Here’s an article on the current batch of desert shelters designed by students at the Frank Lloyd Wright School of Architecture.
“They’re architectural experiments,” said Victor Sidy, dean of the school and designer of one of the approximately 40 desert shelters at Taliesin West. “They get great feedback about what works and what doesn’t work.”
Students who choose to undertake the challenge get $1,000 to spend on an approved project and must secure their own building materials. Now through mid-April, anyone who wants to see a survey of decades of student creativity can take a Desert Shelters tour.
Ultimately, the desert becomes the teacher. These architecture students confront the elements - from surprisingly strong winter winds to frequent visits from pack rats and other critters - to construct a shelter that honors its environment.

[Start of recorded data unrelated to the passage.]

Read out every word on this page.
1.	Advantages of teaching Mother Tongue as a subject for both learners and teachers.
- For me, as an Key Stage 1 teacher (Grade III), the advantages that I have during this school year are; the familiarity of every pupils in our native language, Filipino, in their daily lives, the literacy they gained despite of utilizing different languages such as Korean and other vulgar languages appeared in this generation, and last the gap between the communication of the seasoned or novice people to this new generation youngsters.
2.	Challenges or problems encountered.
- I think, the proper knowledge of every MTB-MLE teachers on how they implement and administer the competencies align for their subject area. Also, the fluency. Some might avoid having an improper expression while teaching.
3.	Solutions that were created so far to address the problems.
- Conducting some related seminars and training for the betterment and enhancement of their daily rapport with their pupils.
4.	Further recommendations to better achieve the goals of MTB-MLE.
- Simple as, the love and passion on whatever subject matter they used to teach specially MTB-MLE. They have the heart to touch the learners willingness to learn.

“Each one has a specific, special quality about it,” Sidy said, describing the wildly different shelters “almost like poems, the way they interpret the desert.”

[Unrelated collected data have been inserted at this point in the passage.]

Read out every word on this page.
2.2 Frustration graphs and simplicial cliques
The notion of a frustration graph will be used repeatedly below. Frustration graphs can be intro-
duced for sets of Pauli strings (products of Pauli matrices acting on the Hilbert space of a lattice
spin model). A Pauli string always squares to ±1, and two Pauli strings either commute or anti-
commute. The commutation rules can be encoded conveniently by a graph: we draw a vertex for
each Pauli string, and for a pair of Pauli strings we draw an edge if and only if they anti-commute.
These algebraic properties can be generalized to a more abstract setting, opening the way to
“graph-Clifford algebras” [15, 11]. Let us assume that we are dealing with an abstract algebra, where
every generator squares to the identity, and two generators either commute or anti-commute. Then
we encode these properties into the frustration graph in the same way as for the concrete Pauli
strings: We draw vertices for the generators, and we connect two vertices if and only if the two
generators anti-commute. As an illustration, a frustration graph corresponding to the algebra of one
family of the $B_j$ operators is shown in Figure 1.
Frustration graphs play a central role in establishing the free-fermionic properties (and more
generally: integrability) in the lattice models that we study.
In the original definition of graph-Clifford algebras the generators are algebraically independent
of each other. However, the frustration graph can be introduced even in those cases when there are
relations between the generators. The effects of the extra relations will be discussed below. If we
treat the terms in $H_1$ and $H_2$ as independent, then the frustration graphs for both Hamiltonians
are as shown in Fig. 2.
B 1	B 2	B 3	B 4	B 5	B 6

Tours of the student-built are available at Taliesin West through mid-April ($40):
The conviction that architecture is more than lines on paper draws many students to the Frank Lloyd Wright School of Architecture. The Desert Shelter program is the living laboratory where for more than seventy years students have designed, built and inhabited their own architectural experiments. On this tour students give you an up close and personal visit to these shelters, from the basic sheepherder’s tent to dramatic structures perched at the edge of desert washes.